The reason is that AT&T has to subsidize each one of those iPhones that they sell losing hundreds of dollars per phone, but don't cry for AT&T just yet because what they lose on the front end, they make up on the back end.

Those Pesky Data Fees

For the privilege of owning one of these iPhones, AT&T has you sign a 2 year contract with a hefty monthly data fee of $30.00. By the way, if you want unlimited texting it's another $20 ($30 for the whole family and if you have a teen worth every penny - trust me) and of course, there is the phone plan itself which costs at a minimum $39.99. So it takes some time for AT&T to get its money back, but after a few months in most cases, they are generating pure profit.

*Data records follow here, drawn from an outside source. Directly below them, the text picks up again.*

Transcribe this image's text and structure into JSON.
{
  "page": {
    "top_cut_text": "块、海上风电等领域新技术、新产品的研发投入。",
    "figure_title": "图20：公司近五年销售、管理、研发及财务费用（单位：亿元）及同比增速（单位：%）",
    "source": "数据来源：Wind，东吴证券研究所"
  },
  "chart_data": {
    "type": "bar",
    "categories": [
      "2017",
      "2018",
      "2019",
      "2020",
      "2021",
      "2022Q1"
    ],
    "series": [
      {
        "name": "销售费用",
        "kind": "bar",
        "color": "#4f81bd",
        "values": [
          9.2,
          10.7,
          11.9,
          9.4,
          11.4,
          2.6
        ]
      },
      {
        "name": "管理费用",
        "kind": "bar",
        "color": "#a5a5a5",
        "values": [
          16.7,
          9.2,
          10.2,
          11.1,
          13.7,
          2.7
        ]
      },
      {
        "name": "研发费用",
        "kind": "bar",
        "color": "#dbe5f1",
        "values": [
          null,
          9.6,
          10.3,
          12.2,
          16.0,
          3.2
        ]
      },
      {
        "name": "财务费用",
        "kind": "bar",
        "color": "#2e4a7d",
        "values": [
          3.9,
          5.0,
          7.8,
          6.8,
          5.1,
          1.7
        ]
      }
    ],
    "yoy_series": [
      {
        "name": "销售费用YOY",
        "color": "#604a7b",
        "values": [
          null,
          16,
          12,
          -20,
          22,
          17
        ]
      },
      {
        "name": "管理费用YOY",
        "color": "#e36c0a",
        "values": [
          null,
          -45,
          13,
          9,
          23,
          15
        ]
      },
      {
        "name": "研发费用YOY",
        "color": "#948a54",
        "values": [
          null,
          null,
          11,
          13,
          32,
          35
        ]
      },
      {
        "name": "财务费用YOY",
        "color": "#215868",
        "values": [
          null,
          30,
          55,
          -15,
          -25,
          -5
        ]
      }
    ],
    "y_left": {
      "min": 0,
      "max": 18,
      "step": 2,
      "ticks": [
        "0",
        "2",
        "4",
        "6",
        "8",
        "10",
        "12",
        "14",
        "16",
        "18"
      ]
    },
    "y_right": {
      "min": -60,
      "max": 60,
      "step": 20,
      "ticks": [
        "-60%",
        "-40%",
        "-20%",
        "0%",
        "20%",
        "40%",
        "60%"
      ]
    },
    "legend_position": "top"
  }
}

As Renee Ritchie reports in the iPhone Blog, those data fees added up to hefty $3.4b in data revenues for the quarter. Yet even with that and selling and activating 2.4 million iPhones in the quarter, AT&T still managed to record a 15 percent year over year loss because they had to eat a bunch of money on those iPhone sales. Tough to swallow? Perhaps in the short-term, but in the big picture, AT&T knows that very soon the money spigot will be wide open and they will make that money back and then some.

Fine Line Between Love and Hate

There have to be some interesting conversations these days in the executive suite at AT&T regarding Apple. On one hand, the company is making money hand over fist in data fees, but on the other they are giving it up with their generous phone subsidies (which to be fair, they do on most phones, but most phones don't retail for over $500 bucks). When the exclusive agreement AT&T has enjoyed over the last couple of years ends soon, you have to wonder what AT&T wants to do.

Selling iPhones of course puts them on the map. People have shown they want these phones. There aren't too many other phones that will get people to line up outside your retail store days in advance. Carrying the iPhone gives AT&T some credibility with consumers, something you just can't get with ordinary phones. Yet it costs them so much to sell them (at least initially).

How Will it Play Out?

In the end, it will be interesting to see if Apple spreads the love and provides iPhones to other carriers. RIM sells Blackberries at multiple carriers so why shouldn't Apple do the same. I know people who are Verizon customers who would jump at the chance to own an iPhone if they could.

At this point, it's not easy being AT&T. They have some tough decisions to make and some hard negotiations to go through, but if they're smart they'll find a way to keep selling that iPhone. It may cost them up front, but boy does it pay dividends down the road.